Sometime in mid-eighties Doordarshan used to telecast an intriguing detective series called Satyajit Ray Presents, though I myself could watch them only during later part of that decade when they were repeated. It had a haunting title music with the sound of a ticking clock making its main theme well followed-up by equally ominous background score.
I don't have much memory of the most of the episodes, but I do remember a longish story which was shown over many episodes called Kissa Kathmandu Ka. It featured Shashi Kapoor, Utpal Dutt, Mohan Agashe and Alankar Joshi (Pallavi Joshi's brother and previously known as Master Alankar) as the main leads and the adventure, as the name suggests was set in picturesque Kathmandu with a climax around the famous Pashupati Nath temple.
I quite liked the series - not just for the story and but also thrill element it brought due to its settings. They reminded me of the taut settings of Vijay Anand movies. At that time, I just assumed that they must have been episodes directed by great Satyajit Ray and that was that.
It was much later that I came to know that they were based on a famous character (and detective series) created by Satyajit Ray himself called Feluda aka Prodosh Chandra Mitra aka Pradosh C. Mitter. By Ray's own admission, the series was inspired by Sherlock Holmes of which Ray was a huge fan himself.This series' Watson and Feluda's trusted lieutenant is his intelligent teenaged cousin Tapesh Ranjan Mitra aka Topshe. He is also the delightful voice of narrative which brings the child back out of you while reading.
The story would get published every year in one of these magazine edited by Ray - Sandesh, Sharadiya Sandesh, or Sharadiya Desh from 1965 to 1995. The intended target audience was supposed to be children but its popularity swept across the generations and was eagerly awaited by people from all ages. But since they were written in Bangla, rest of India missed out the treat. Even the movies based on these stories, directed by Satyajit Ray and his son Sandip Ray, were in Bengali. The only non-Bangla movie based on Feluda was Kissa Kathmandu Ka (based on Joto Kando Kathmandutey and directed by Sandip Ray).

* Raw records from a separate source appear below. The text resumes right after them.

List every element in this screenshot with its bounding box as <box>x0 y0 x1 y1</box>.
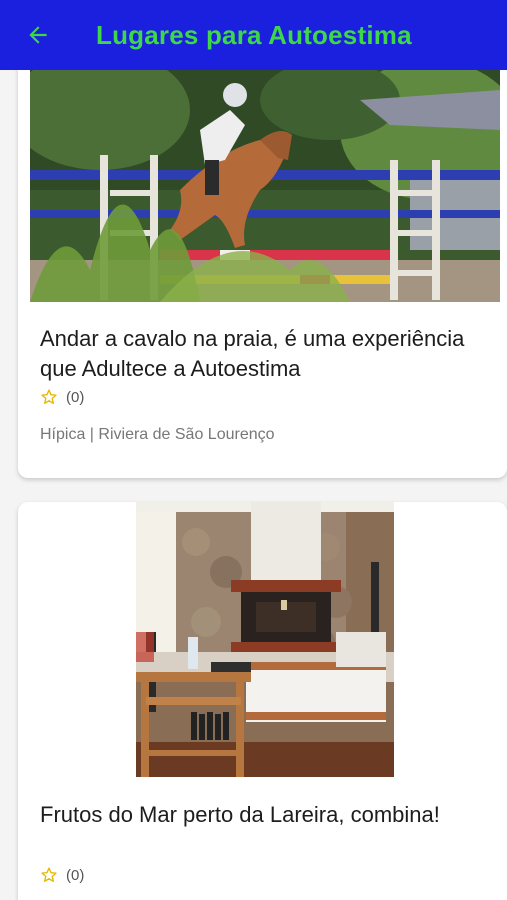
back-button[interactable] <box>16 13 60 57</box>
place-title[interactable]: Frutos do Mar perto da Lareira, combina! <box>40 800 495 830</box>
rating-count: (0) <box>66 866 85 884</box>
app-bar: Lugares para Autoestima <box>0 0 507 70</box>
place-card[interactable]: Frutos do Mar perto da Lareira, combina!… <box>18 502 507 900</box>
places-feed[interactable]: Andar a cavalo na praia, é uma experiênc… <box>0 70 507 900</box>
rating[interactable]: (0) <box>40 866 84 884</box>
star-outline-icon <box>40 388 58 406</box>
place-title[interactable]: Andar a cavalo na praia, é uma experiênc… <box>40 324 495 384</box>
arrow-left-icon <box>29 26 47 44</box>
fireplace-lounge-photo[interactable] <box>136 502 394 777</box>
rating-count: (0) <box>66 388 85 406</box>
rating[interactable]: (0) <box>40 388 84 406</box>
horse-jumping-photo[interactable] <box>30 70 500 302</box>
place-meta: Hípica | Riviera de São Lourenço <box>40 426 275 443</box>
star-outline-icon <box>40 866 58 884</box>
place-card[interactable]: Andar a cavalo na praia, é uma experiênc… <box>18 70 507 478</box>
page-title: Lugares para Autoestima <box>96 19 412 50</box>
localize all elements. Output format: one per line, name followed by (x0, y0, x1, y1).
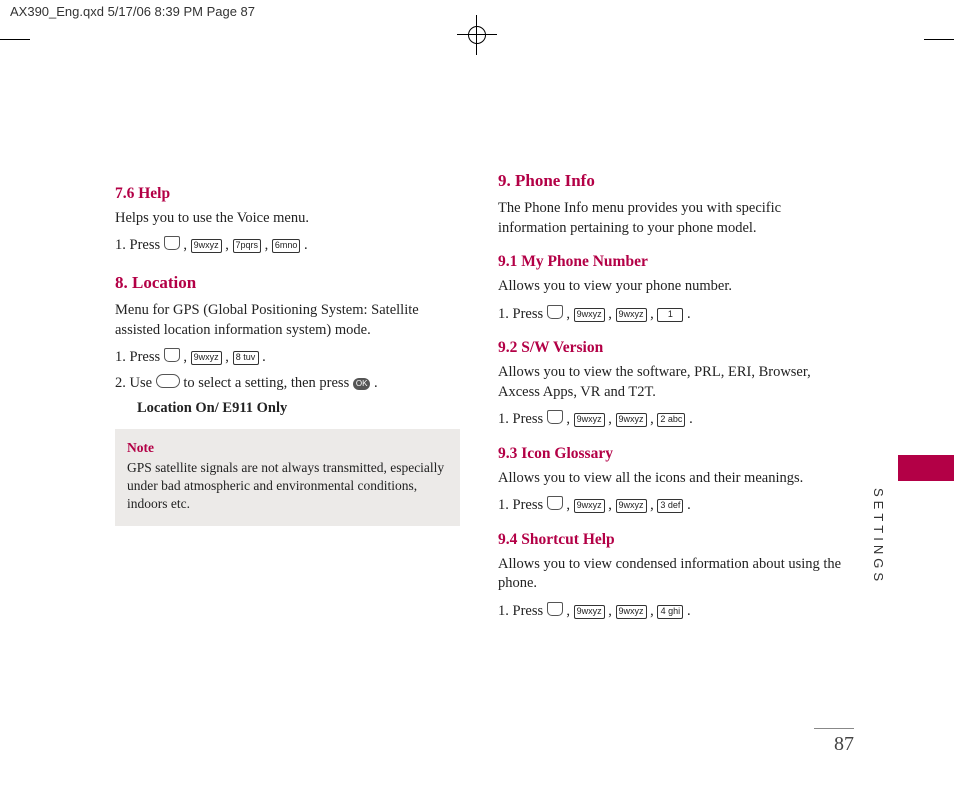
key-9: 9wxyz (574, 308, 605, 322)
note-title: Note (127, 439, 448, 457)
ok-key-icon: OK (353, 378, 371, 390)
key-9: 9wxyz (191, 351, 222, 365)
step-7-6: 1. Press , 9wxyz , 7pqrs , 6mno . (115, 236, 460, 256)
key-2: 2 abc (657, 413, 685, 427)
key-1: 1 (657, 308, 683, 322)
softkey-icon (164, 236, 180, 250)
crop-circle (468, 26, 486, 44)
heading-7-6: 7.6 Help (115, 184, 460, 205)
key-3: 3 def (657, 499, 683, 513)
note-box: Note GPS satellite signals are not alway… (115, 429, 460, 526)
heading-8: 8. Location (115, 272, 460, 295)
key-9: 9wxyz (616, 605, 647, 619)
softkey-icon (547, 602, 563, 616)
step-9-3: 1. Press , 9wxyz , 9wxyz , 3 def . (498, 496, 843, 516)
body-7-6: Helps you to use the Voice menu. (115, 209, 460, 229)
section-tab (898, 455, 954, 481)
step-9-4: 1. Press , 9wxyz , 9wxyz , 4 ghi . (498, 602, 843, 622)
heading-9-3: 9.3 Icon Glossary (498, 444, 843, 465)
page-content: 7.6 Help Helps you to use the Voice menu… (115, 170, 855, 627)
heading-9: 9. Phone Info (498, 170, 843, 193)
key-9: 9wxyz (191, 239, 222, 253)
key-4: 4 ghi (657, 605, 683, 619)
page-number: 87 (814, 728, 854, 756)
print-header: AX390_Eng.qxd 5/17/06 8:39 PM Page 87 (0, 0, 954, 23)
option-location: Location On/ E911 Only (137, 399, 460, 419)
step-8-2: 2. Use to select a setting, then press O… (115, 374, 460, 394)
step-9-1: 1. Press , 9wxyz , 9wxyz , 1 . (498, 305, 843, 325)
key-9: 9wxyz (616, 308, 647, 322)
body-9-1: Allows you to view your phone number. (498, 277, 843, 297)
key-9: 9wxyz (574, 499, 605, 513)
key-6: 6mno (272, 239, 301, 253)
softkey-icon (547, 305, 563, 319)
heading-9-4: 9.4 Shortcut Help (498, 530, 843, 551)
left-column: 7.6 Help Helps you to use the Voice menu… (115, 170, 460, 627)
body-8: Menu for GPS (Global Positioning System:… (115, 301, 460, 340)
body-9-2: Allows you to view the software, PRL, ER… (498, 363, 843, 402)
key-7: 7pqrs (233, 239, 262, 253)
step-9-2: 1. Press , 9wxyz , 9wxyz , 2 abc . (498, 410, 843, 430)
nav-key-icon (156, 374, 180, 388)
key-9: 9wxyz (574, 605, 605, 619)
softkey-icon (547, 496, 563, 510)
heading-9-1: 9.1 My Phone Number (498, 252, 843, 273)
body-9-4: Allows you to view condensed information… (498, 555, 843, 594)
softkey-icon (547, 410, 563, 424)
key-9: 9wxyz (574, 413, 605, 427)
key-9: 9wxyz (616, 499, 647, 513)
softkey-icon (164, 348, 180, 362)
step-8-1: 1. Press , 9wxyz , 8 tuv . (115, 348, 460, 368)
section-label: SETTINGS (871, 488, 886, 585)
key-9: 9wxyz (616, 413, 647, 427)
heading-9-2: 9.2 S/W Version (498, 338, 843, 359)
note-body: GPS satellite signals are not always tra… (127, 459, 448, 514)
right-column: 9. Phone Info The Phone Info menu provid… (498, 170, 843, 627)
body-9-3: Allows you to view all the icons and the… (498, 469, 843, 489)
body-9: The Phone Info menu provides you with sp… (498, 199, 843, 238)
key-8: 8 tuv (233, 351, 259, 365)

However, as they say - all days never remain same, the lady luck has smiled on non-bengali fans of detective fiction. Penguin India has started publishing the English translations of these books. They come in two volumes : The Complete Adventures of Feluda Vol. 1 & Vol.2 . What more, there are comic series as well under the collection Feluda Mysteries. Likewise there are Marathi translations as well.
While I was already a fan of Ray through his only Hindi movie Shataranj Ke Khiladi, but after going through these Feluda mysteries, I have become even greater fan of this genius personality. Not only these books are first rate adventure books, these also show us the knowledge in general this writer possessed. Almost each of his stories are based in a different city yet he captures the ethos, essence of each of them beautifully in the story. In fact, the place itself becomes an important character in itself - where its locations play valuable role as the story progresses. Reader is literally transformed to these places through his description and imagery.
One thing where I could relate with him was his love for trivia. Some interesting information would be thrown at the curious reader somewhere in the beginning of the story to chew upon and later it would play an important part in solving the mystery.
However, for a series to be successful, more than plots, it is the characters who should appeal more to the readers. The most endearing feature of this series is the delightful bond of love and respect which the two cousins possess making them appear friendly real life folks. This ensured a cult following. This is the reason these books are liked by all class and age of people.